Abusers make you ‘pledge allegiance’ to them or to ‘love’ or something, whereas healthy people understand that we are all individuals even when we are in relationship with each other.

The key thing about this ‘subtype’ of abuser is how they weaponize the healthy relationship paradigm at you.

They aren’t working together with you, they are using relationship and abuse tools as a cover to seem like the ‘healthy’ person over you. When in reality, a healthy person – when presented with an unsafe person – would distance themselves, and a healthy person doesn’t seek to dominate others.
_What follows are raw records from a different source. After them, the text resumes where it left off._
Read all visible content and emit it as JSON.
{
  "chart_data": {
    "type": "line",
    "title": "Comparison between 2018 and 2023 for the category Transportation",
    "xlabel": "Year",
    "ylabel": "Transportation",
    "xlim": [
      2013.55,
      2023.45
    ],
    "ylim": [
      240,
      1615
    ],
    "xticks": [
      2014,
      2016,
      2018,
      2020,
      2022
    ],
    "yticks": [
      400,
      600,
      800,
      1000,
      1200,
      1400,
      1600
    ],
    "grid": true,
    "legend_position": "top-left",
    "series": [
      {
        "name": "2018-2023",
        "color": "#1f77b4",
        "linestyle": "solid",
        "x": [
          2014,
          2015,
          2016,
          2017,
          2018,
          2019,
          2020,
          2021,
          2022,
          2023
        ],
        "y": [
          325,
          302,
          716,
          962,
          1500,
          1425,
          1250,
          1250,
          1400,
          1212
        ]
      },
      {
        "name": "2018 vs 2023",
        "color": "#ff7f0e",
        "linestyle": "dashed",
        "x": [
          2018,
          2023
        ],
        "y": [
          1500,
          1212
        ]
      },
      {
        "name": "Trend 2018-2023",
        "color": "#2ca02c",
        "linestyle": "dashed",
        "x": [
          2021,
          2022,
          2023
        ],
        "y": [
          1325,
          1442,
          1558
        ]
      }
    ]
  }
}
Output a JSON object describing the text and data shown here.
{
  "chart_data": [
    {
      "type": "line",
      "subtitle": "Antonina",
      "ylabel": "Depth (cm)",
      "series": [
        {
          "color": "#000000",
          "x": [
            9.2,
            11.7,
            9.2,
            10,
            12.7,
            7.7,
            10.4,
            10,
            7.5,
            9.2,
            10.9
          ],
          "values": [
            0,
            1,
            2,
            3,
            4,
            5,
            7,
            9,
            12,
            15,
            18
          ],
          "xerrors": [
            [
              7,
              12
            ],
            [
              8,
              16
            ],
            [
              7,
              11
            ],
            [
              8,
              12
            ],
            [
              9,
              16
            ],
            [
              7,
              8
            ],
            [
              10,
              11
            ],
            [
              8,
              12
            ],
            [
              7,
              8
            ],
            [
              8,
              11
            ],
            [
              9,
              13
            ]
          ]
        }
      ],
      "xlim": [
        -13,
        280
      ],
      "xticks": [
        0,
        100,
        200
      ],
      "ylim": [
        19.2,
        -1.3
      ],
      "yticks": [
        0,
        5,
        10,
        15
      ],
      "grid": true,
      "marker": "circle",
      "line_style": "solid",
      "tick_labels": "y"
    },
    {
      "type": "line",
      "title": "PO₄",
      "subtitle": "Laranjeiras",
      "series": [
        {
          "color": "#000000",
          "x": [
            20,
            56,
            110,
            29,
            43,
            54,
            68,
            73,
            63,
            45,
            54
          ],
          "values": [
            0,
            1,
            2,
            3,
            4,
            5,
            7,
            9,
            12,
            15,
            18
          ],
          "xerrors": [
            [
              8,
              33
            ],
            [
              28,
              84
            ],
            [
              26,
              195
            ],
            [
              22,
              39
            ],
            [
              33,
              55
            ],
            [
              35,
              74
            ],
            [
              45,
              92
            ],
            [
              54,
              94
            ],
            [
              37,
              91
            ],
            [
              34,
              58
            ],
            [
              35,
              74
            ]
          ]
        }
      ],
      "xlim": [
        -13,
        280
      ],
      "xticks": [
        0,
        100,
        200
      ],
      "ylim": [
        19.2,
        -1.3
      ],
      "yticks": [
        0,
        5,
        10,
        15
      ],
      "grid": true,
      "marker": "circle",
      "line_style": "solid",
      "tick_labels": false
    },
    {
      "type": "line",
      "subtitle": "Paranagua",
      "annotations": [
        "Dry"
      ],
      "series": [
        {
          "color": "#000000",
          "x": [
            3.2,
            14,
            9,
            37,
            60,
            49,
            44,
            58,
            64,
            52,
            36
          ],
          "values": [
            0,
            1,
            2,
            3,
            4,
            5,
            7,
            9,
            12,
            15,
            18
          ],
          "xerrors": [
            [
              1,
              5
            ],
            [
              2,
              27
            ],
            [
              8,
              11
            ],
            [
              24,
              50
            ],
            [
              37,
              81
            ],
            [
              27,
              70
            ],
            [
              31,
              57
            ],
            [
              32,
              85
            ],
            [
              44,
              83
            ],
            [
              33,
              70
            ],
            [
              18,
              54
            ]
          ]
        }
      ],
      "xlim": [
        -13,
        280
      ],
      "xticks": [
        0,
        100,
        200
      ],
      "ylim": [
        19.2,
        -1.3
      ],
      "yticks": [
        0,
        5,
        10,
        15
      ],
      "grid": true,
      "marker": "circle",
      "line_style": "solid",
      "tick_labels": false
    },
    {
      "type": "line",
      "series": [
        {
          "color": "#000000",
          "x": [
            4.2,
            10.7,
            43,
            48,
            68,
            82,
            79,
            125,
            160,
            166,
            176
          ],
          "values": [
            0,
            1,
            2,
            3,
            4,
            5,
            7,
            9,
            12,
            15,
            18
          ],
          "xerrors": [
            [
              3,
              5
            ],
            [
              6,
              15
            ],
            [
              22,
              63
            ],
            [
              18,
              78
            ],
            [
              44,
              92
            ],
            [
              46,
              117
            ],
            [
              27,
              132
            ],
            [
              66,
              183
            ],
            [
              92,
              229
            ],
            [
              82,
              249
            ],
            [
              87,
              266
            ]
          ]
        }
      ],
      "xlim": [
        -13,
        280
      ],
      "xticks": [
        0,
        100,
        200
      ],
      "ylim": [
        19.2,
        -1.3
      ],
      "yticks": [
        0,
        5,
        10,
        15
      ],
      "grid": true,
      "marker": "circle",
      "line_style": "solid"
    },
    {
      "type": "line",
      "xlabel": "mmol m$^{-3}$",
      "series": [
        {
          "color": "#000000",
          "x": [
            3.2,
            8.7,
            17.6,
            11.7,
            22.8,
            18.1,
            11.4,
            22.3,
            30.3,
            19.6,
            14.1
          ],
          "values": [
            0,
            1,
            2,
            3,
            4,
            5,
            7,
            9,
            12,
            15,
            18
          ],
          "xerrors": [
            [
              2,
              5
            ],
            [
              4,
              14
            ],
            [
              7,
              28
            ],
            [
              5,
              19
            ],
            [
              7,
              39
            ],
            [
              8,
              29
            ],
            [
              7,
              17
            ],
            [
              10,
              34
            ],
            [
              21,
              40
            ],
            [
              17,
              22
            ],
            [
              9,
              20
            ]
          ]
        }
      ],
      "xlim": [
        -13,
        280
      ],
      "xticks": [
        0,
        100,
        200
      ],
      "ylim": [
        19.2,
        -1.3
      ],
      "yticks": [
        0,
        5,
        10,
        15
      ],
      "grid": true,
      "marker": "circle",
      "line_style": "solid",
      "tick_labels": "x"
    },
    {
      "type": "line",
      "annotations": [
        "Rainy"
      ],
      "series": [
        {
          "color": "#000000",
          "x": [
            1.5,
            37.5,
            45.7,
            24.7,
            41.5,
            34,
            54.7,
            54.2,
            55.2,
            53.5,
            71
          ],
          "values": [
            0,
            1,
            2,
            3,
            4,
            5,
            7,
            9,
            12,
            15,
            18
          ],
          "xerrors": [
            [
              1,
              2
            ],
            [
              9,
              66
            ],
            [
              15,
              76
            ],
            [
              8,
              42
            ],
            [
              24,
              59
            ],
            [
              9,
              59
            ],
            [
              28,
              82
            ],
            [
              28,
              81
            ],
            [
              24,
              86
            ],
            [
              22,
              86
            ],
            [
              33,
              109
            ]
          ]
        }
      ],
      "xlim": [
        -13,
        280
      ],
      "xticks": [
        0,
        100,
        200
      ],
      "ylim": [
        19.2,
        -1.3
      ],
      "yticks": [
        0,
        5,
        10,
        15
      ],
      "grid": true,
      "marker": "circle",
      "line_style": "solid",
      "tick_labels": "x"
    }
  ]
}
Narcissistic people are often a lot of fun in a group setting

One thing that was a surprise to me was learning how much people overlook assholes and bad behavior because they want to keep having fun and keep the group intact.

Incidents where ‘friends’ in the group side with someone who harmed you lets you know who is a friend and who is an acquaintance. I didn’t really understand that, I had a binary approach to people: friend/not friend. And people will call you a friend when really you’re just friendly acquaintances.

So when a ‘friend’ doesn’t treat you like a friend, it’s like “AH, okay, this is just someone who is friend-shaped because we have fun together in a group.” The group is the relationship.

I’ve always loved this from u/smcf33:

“The things about groups of all kinds is that their primary goal is usually continuing their own existence.”